The season was suspended following the disaster and with teams still having between nine and 12 games left to play, no league champion was crowned, with no side being relegated either as Haras El Hoodood, who have never won an Egyptian Premier League title, sitting top of the table.

12-months later the League was suspended for a second successive season as a result and though the league season had been played in full; the championship and relegation playoffs had not taken place, meaning once again no champion was crowned and no teams were relegated.
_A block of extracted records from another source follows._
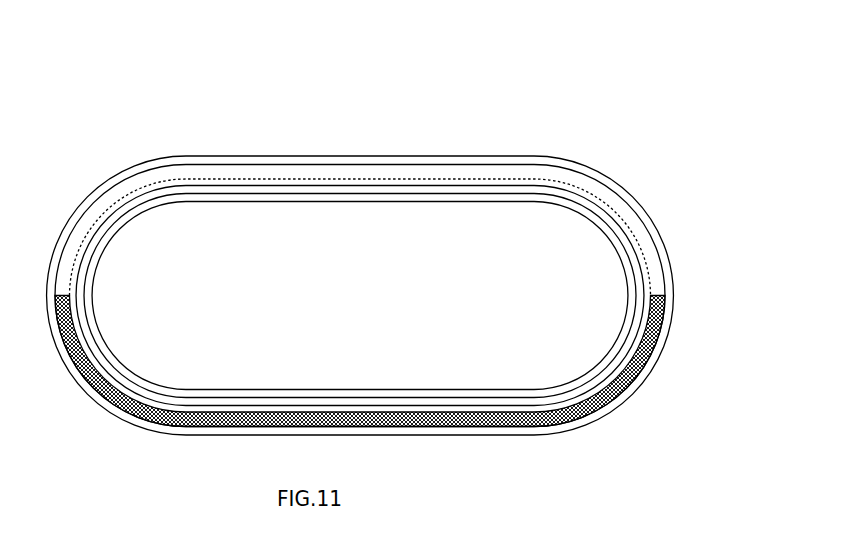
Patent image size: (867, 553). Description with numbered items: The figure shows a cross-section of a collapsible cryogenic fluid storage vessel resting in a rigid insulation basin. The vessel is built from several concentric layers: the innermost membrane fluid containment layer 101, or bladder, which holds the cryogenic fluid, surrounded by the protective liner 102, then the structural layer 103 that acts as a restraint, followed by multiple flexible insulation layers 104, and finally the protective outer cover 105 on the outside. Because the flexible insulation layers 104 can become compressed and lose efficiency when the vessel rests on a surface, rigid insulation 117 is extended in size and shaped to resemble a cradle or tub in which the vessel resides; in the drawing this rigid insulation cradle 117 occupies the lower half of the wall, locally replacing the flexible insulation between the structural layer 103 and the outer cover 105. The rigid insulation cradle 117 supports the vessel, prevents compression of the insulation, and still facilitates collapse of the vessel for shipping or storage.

The membrane fluid containment layer 101 is at (588, 208).
The protective liner 102 is at (531, 186).
The structural layer 103 is at (475, 178).
The insulation layers 104 is at (419, 160).
The protective outer cover 105 is at (349, 142).
The rigid insulation cradle 117 is at (529, 435).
Sierra Leone Premier League 2014

Ebola 2014

Rather like the outbreak of Covid-19, a deadly virus outbreak would again be responsible for a national football league being suspended, but rather than finding a way to complete the unfinished campaign, top-flight football was put on hold for nearly five years.

The Ebola crisis in 2014 led to all football being abandoned in Sierra Leone, meaning the 2014 Premier League season was cancelled midway through, with league champions and relegated teams not decided.

The league did not return for a further four and a half years because of the virus, but when it did come back, needless to say, there was a healthy appetite across the nation for football once again.

The first game back in 2019 was between Mighty Blackpool and East End Lions, which attracted a crowd of over 40,000 and was also the first Sierra Leonean Premier League match to be shown on national television.

Nigerian Professional Football League 2018

Nigeria v Argentina

In 2018 it wasn’t the outbreak of war or a global pandemic which brought the Nigerian League to a halt, rather a bitter argument over the leadership of the Nigeria National Federation, known as the NFF.

Amaju Pinnick was elected head of the NFF in 2014, but while he was at the World Cup with Nigeria’s Super Eagles team, another faction took over the federation’s headquarters leading to a bitter power struggle between the two factions.

As a result, the league was suspended after 24 rounds due to “administrative problems,” on 31 August 2018 and the Nigerian Professional Football League announced the season was deemed concluded.

No team was crowned champions, but Lobi Stars FC, who had topped the table, were confirmed as the league’s representatives for the following season’s Confederation of African Football Champions League and while no teams were relegated, four teams from the division below were promoted, meaning the league was extended to 24 teams for the 2018/19 season.

Chilean Primera Division 2019

Protests Against Chilean Government

In 2019, the Chilean Primera Division was cancelled with six games still remaining by the country’s football federation following political unrest and anti-government protests.

The protests were triggered by an announcement that public transport fares would rise in the capital, Santiago as demonstrations quickly spread across the country, eventually growing into a general revolt against inequality, the high price of health care and poor funding for education.

Matches were initially postponed in October when the violence first broke out with the intention of continuing once order had been restored, but after a return to normal life failed to materialise, the league was scrapped six-weeks later.

Universidad Catolica were sitting 13 points clear at the top of the table at the time, and were crowned league champions. However, no teams were relegated or promoted, with proceedings at the bottom of the table finely poised; just six points separated the bottom six sides.